A summary of the report released Tuesday said the FBI official “accepted two tickets to a professional sports game as a gift from a television news correspondent who regularly covered the FBI and DOJ, in violation of federal regulations.” (RELATED: Senior FBI Official Lied About Accepting Sports Tickets From Reporters)

The official also accepted tickets from a second reporter, but lied to investigators about both exchanges.

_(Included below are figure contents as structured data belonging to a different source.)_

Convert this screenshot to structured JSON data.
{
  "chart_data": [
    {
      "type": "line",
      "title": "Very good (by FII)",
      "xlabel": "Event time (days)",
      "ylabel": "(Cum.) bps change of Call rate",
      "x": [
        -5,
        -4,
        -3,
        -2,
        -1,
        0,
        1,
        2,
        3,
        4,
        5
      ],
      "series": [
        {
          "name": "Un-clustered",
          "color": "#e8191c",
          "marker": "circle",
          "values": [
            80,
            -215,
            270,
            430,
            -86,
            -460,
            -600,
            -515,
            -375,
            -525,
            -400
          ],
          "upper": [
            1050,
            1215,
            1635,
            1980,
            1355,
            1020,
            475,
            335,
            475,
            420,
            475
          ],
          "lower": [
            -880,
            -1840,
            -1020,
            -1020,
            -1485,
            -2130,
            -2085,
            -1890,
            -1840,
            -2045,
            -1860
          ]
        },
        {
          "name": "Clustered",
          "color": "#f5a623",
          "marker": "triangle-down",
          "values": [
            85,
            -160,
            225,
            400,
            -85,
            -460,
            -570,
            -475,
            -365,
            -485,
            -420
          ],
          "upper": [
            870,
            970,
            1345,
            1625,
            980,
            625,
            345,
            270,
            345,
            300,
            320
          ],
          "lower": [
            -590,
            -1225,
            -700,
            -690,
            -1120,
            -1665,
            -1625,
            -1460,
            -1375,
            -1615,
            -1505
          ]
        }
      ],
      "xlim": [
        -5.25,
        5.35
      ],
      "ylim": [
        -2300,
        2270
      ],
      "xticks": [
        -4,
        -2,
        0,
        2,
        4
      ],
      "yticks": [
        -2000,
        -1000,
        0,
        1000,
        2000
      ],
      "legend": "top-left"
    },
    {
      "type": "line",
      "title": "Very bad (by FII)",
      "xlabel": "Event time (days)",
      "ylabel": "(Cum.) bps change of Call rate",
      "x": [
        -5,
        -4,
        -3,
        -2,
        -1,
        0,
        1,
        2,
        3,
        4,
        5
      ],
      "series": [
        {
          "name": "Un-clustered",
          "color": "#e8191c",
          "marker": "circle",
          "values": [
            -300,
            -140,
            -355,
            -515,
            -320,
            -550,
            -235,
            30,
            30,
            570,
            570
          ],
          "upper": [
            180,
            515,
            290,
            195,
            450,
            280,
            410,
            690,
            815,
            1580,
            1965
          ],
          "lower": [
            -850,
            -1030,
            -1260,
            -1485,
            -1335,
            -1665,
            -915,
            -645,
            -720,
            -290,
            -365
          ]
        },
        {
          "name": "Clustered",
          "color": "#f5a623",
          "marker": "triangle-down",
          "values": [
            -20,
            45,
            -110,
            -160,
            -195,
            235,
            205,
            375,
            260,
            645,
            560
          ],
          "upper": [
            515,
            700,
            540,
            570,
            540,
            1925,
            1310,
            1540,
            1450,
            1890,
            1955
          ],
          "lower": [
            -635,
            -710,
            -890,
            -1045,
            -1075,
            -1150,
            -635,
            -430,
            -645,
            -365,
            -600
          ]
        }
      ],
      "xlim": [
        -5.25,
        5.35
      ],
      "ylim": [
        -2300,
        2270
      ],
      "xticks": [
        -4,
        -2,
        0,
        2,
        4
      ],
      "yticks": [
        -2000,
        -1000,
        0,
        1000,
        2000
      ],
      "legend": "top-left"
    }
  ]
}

“The senior FBI official initially maintained to the OIG in an interview under oath that the official had paid for the tickets, but five days later admitted to the OIG that the official did not. The OIG found that the senior FBI official lacked candor with the OIG in several respects about the tickets,” reads the report.

The official resigned from office during the probe and is not being recommended for prosecution.

The OIG, led by Michael Horowitz, has uncovered numerous examples of impropriety at the FBI during an investigation into the bureau’s handling of its two most high-profile investigations, the Hillary Clinton email and the Trump-Russia probes.

Justice Department Inspector General Michael Horowitz testifies during a Judiciary Committee hearing into alleged Russian meddling in the 2016 election on Capitol Hill in Washington, U.S., July 26, 2017. REUTERS/Aaron P. Bernstein

Justice Department Inspector General Michael Horowitz testifies during a Judiciary Committee hearing on July 26, 2017. REUTERS/Aaron P. Bernstein

Horowitz’s office discovered anti-Trump text messages exchanged between FBI officials Peter Strzok and Lisa Page. Strzok, who oversaw the Trump-Russia probe, was removed from the special counsel’s investigation in July 2017 over the texts. He was fired on Aug. 13.

Page, an FBI attorney, resigned from the FBI on May 4.

Former FBI Deputy Director Andrew McCabe was also fired because of the results of the OIG probe.

The OIG determined that McCabe displayed a lack of candor under oath when asked whether he authorized leaks to The Wall Street Journal in October 2016 about an investigation into Hillary Clinton’s family foundation.